Is there an SUV Graveyard?

Sort of like the legendary Elephant Graveyard? We may be headed that way, according to this AP News article. The article is interesting because it ties the cooling market for huge SUVs to something other than rising gas prices alone. There is the fact that baby-boomers have raised their families and are beginning to retire, the popularity of cross-over vehicles, the slowing of the construction industry (and hence the slowing of the pick-up market*), etc.

Anyway, it is fascinating. Could be an important change to our lives.
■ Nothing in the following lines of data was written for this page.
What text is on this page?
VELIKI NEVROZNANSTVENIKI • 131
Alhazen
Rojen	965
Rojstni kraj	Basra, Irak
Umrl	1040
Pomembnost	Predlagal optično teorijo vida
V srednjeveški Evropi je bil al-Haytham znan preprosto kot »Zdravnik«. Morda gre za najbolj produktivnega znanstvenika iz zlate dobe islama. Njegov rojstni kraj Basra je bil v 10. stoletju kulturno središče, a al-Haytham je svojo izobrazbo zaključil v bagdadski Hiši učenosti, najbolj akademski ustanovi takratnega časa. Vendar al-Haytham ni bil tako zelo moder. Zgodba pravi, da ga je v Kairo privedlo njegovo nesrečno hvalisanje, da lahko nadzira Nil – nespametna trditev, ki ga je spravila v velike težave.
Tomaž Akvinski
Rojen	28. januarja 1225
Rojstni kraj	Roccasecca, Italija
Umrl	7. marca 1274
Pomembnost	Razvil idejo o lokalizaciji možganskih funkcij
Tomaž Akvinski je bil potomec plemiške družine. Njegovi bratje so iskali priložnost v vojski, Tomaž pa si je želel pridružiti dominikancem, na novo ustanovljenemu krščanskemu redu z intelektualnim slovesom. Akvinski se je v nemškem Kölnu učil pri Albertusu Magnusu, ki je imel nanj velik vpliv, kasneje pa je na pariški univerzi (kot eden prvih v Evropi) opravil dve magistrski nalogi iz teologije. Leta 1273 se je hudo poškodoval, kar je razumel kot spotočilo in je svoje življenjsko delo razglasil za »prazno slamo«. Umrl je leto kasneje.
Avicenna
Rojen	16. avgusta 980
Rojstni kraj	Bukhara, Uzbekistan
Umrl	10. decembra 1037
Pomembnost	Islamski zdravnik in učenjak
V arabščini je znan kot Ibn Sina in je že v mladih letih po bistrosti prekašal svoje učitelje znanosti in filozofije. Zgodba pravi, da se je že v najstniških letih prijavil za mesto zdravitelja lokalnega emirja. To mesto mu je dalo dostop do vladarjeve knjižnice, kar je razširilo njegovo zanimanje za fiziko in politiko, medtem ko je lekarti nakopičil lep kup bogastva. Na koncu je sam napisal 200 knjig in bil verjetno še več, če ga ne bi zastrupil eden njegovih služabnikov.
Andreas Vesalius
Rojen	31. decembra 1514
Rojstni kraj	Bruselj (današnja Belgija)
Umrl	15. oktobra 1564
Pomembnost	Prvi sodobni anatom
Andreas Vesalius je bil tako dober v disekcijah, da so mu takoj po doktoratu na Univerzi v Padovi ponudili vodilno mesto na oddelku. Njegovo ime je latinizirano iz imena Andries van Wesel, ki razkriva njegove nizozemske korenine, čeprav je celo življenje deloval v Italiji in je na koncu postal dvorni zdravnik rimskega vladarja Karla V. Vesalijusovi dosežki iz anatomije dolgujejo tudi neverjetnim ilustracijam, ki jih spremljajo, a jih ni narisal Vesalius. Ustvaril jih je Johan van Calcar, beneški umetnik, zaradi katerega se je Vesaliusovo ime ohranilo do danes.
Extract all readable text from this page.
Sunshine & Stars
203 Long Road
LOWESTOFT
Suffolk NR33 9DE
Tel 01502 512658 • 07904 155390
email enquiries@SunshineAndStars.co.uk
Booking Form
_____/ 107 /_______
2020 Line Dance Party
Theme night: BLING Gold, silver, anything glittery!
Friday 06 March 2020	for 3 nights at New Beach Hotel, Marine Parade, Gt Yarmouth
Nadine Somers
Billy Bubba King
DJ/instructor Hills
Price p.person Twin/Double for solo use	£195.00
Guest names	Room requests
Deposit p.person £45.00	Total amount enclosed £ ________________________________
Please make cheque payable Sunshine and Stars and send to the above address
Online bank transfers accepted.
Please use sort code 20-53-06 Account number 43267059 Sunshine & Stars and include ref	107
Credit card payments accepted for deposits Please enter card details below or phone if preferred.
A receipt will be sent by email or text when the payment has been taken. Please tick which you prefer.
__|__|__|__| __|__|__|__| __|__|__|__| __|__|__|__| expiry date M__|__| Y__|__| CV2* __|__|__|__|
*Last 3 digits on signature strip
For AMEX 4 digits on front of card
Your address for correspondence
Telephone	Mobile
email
If the high price of gas doesn't get you to economize somewhere, and your driving habits and choices is one easy place to begin, the rising cost of food will.

Here's the best quote from the article, I think:

Menicocci, a resident of the upscale Miami suburb of Palmetto Bay, recently placed his 2003 Chevrolet Tahoe with leather seats and 39,000 miles for sale on Craigslist for $16,000 — roughly $2,000 less than what his research determined was the Kelley Blue Book value.

He bought a 2003 Kia Spectra for $5,000 because he was tired of paying so much for gas with his heavy Tahoe. "I was wasting $30 a day compared to $10 a day," he said. [my emphasis]

"Everybody is like, `What is that? Is that the maid's car?'" said Menicocci, who sells marble and granite for a living. "But I don't care. At this point, I'm way past looks and appearances."

Mr Menicocci sounds like a smart, practical man: $30 a day versus $10. But why a used Kia when he could have gotten a used Toyota Echo with 40 mpg?

*the slowing of the pick-up market is much sadder to me than the slowing of the SUV market. The former were for working people to work with; the latter mainly so suburbanites could feel safe and make a statement about it. In college towns like mine, the locals drive pick-ups, the faculty drive either little cars or cheaper SUVs while the tourist drive big honking SUVs and Hummers.